For both runs we captured the page name, the (last) video name, and the presence of the has-video-clip category as a text file of there columns. This went from 700 rows to 4000 rows between runs.
While tuning our parser we discovered a record 18Gb into the dataset that would exceed a fixed recursion limit in our parser. For some limits we discard the record and resume. We should do that for all limits.
We should also consider a start over in the middle feature that could retry parser improvements on a troublesome record. This could be automatic when a parse doesn't complete. We could back up to the last sediment or write the postion of the last record parsed on failure.
Futures
Andrew says, I suppose using the API, it's not too hard to analyze the categories for each of the articles that contain video, and see what trends there are. From eyeballing it, it seems lots of the articles are space, science and flight related. Not a surprise given many of these may be PD NASA videos, or expired copyright.
I think right now we'd be satisfied with a lay of the land of what's out there, so ideally we could discover:
What category of articles have the most videos?

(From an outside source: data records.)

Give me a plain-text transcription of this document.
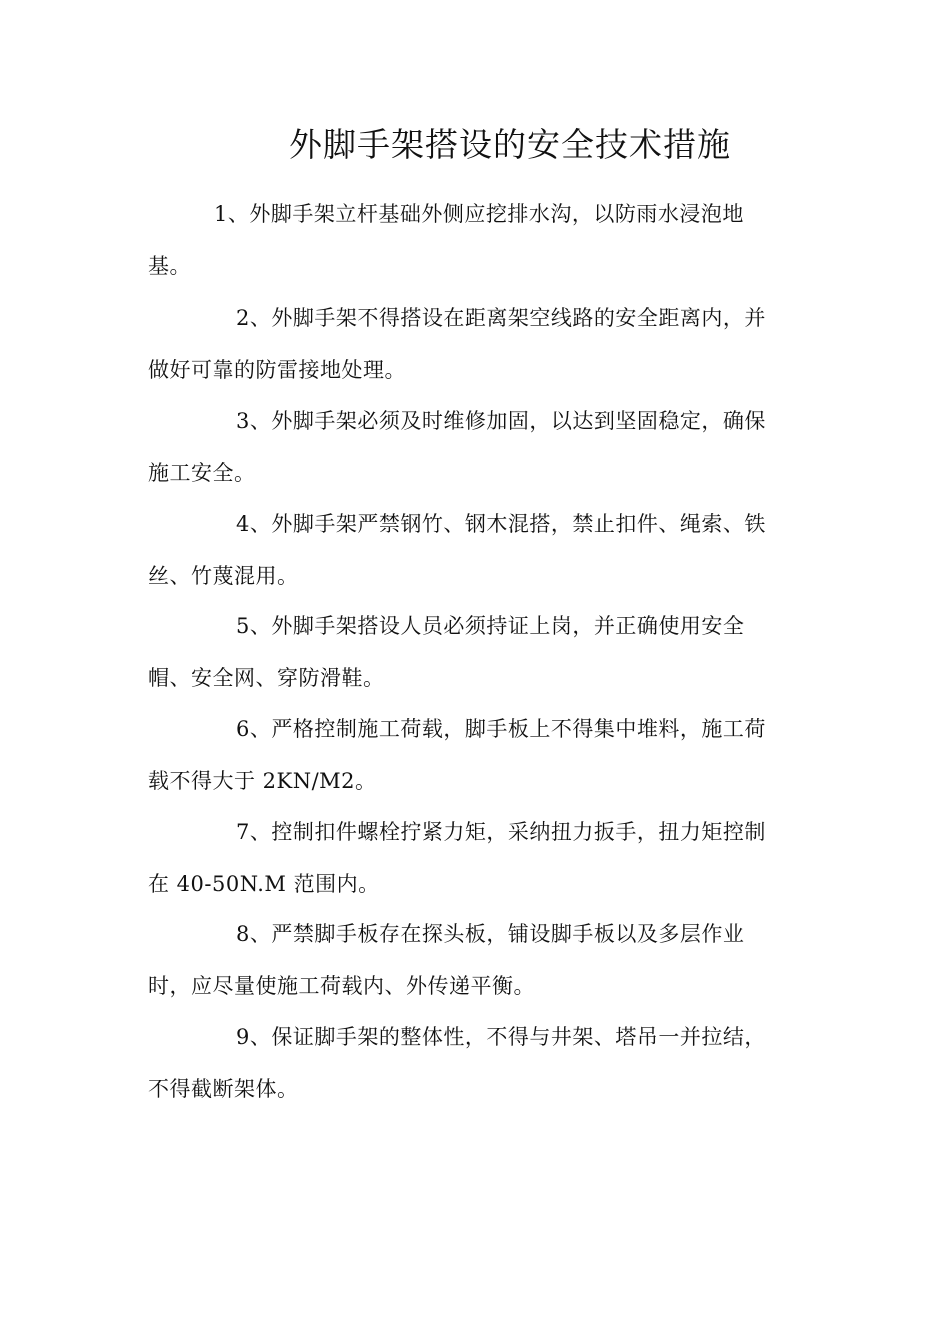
外脚手架搭设的安全技术措施

1、外脚手架立杆基础外侧应挖排水沟，以防雨水浸泡地
基。

2、外脚手架不得搭设在距离架空线路的安全距离内，并
做好可靠的防雷接地处理。

3、外脚手架必须及时维修加固，以达到坚固稳定，确保
施工安全。

4、外脚手架严禁钢竹、钢木混搭，禁止扣件、绳索、铁
丝、竹蔑混用。

5、外脚手架搭设人员必须持证上岗，并正确使用安全
帽、安全网、穿防滑鞋。

6、严格控制施工荷载，脚手板上不得集中堆料，施工荷
载不得大于 2KN/M2。

7、控制扣件螺栓拧紧力矩，采纳扭力扳手，扭力矩控制
在 40-50N.M 范围内。

8、严禁脚手板存在探头板，铺设脚手板以及多层作业
时，应尽量使施工荷载内、外传递平衡。

9、保证脚手架的整体性，不得与井架、塔吊一并拉结，
不得截断架体。
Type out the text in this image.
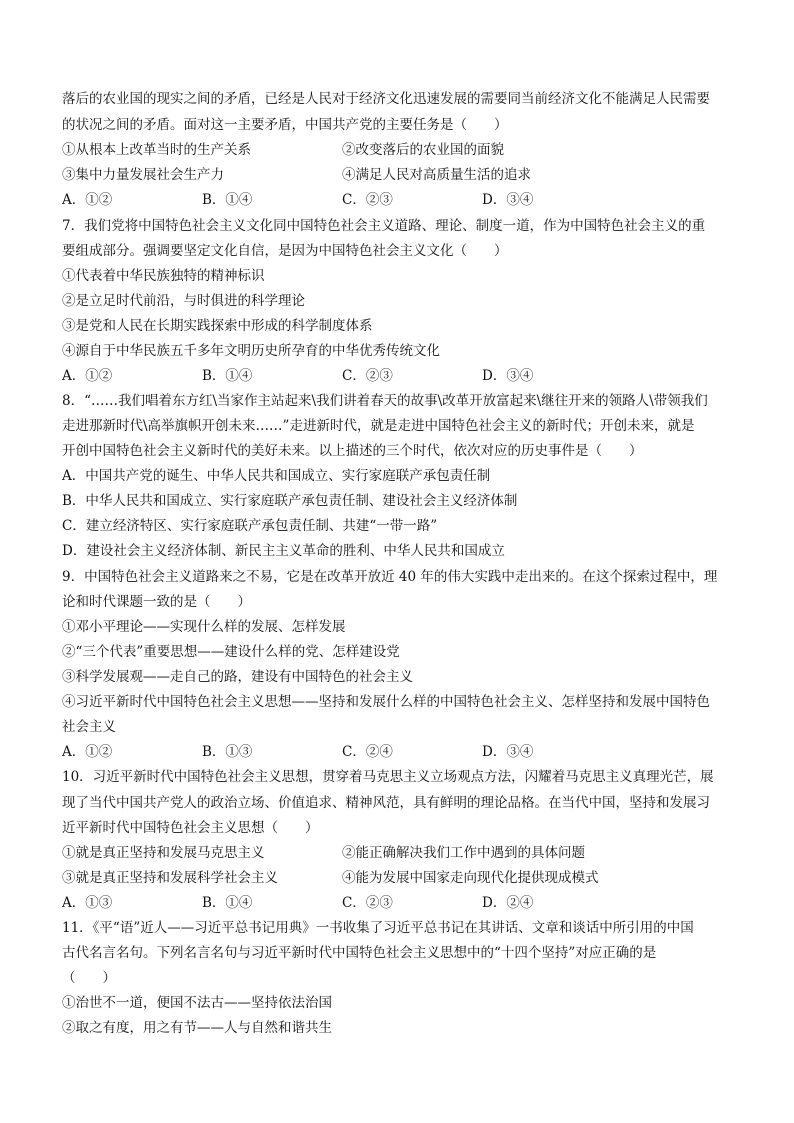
落后的农业国的现实之间的矛盾，已经是人民对于经济文化迅速发展的需要同当前经济文化不能满足人民需要
的状况之间的矛盾。面对这一主要矛盾，中国共产党的主要任务是（　　）
①从根本上改革当时的生产关系	②改变落后的农业国的面貌
③集中力量发展社会生产力	④满足人民对高质量生活的追求
A．①②	B．①④	C．②③	D．③④
7．我们党将中国特色社会主义文化同中国特色社会主义道路、理论、制度一道，作为中国特色社会主义的重
要组成部分。强调要坚定文化自信，是因为中国特色社会主义文化（　　）
①代表着中华民族独特的精神标识
②是立足时代前沿，与时俱进的科学理论
③是党和人民在长期实践探索中形成的科学制度体系
④源自于中华民族五千多年文明历史所孕育的中华优秀传统文化
A．①②	B．①④	C．②③	D．③④
8．“……我们唱着东方红\当家作主站起来\我们讲着春天的故事\改革开放富起来\继往开来的领路人\带领我们
走进那新时代\高举旗帜开创未来……”走进新时代，就是走进中国特色社会主义的新时代；开创未来，就是
开创中国特色社会主义新时代的美好未来。以上描述的三个时代，依次对应的历史事件是（　　）
A．中国共产党的诞生、中华人民共和国成立、实行家庭联产承包责任制
B．中华人民共和国成立、实行家庭联产承包责任制、建设社会主义经济体制
C．建立经济特区、实行家庭联产承包责任制、共建“一带一路”
D．建设社会主义经济体制、新民主主义革命的胜利、中华人民共和国成立
9．中国特色社会主义道路来之不易，它是在改革开放近 40 年的伟大实践中走出来的。在这个探索过程中，理
论和时代课题一致的是（　　）
①邓小平理论——实现什么样的发展、怎样发展
②“三个代表”重要思想——建设什么样的党、怎样建设党
③科学发展观——走自己的路，建设有中国特色的社会主义
④习近平新时代中国特色社会主义思想——坚持和发展什么样的中国特色社会主义、怎样坚持和发展中国特色
社会主义
A．①②	B．①③	C．②④	D．③④
10．习近平新时代中国特色社会主义思想，贯穿着马克思主义立场观点方法，闪耀着马克思主义真理光芒，展
现了当代中国共产党人的政治立场、价值追求、精神风范，具有鲜明的理论品格。在当代中国，坚持和发展习
近平新时代中国特色社会主义思想（　　）
①就是真正坚持和发展马克思主义	②能正确解决我们工作中遇到的具体问题
③就是真正坚持和发展科学社会主义	④能为发展中国家走向现代化提供现成模式
A．①③	B．①④	C．②③	D．②④
11．《平“语”近人——习近平总书记用典》一书收集了习近平总书记在其讲话、文章和谈话中所引用的中国
古代名言名句。下列名言名句与习近平新时代中国特色社会主义思想中的“十四个坚持”对应正确的是
（　　）
①治世不一道，便国不法古——坚持依法治国
②取之有度，用之有节——人与自然和谐共生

Who are the top producer of videos (usernames, that is)?
What is the average length of the videos? What does a histogram look like if we plot the lengths of videos?
How many articles have more than one video?
How many videos are used in more than one article?
If a video shows up in en: article X, does it show up in other interwiki (other language versions of that article)?
Within videos:
How many contain a language-specific audio track (narration, interview, dialogue, etc)?
How many edits/cuts are in the video?
What is the most popular resolution of videos?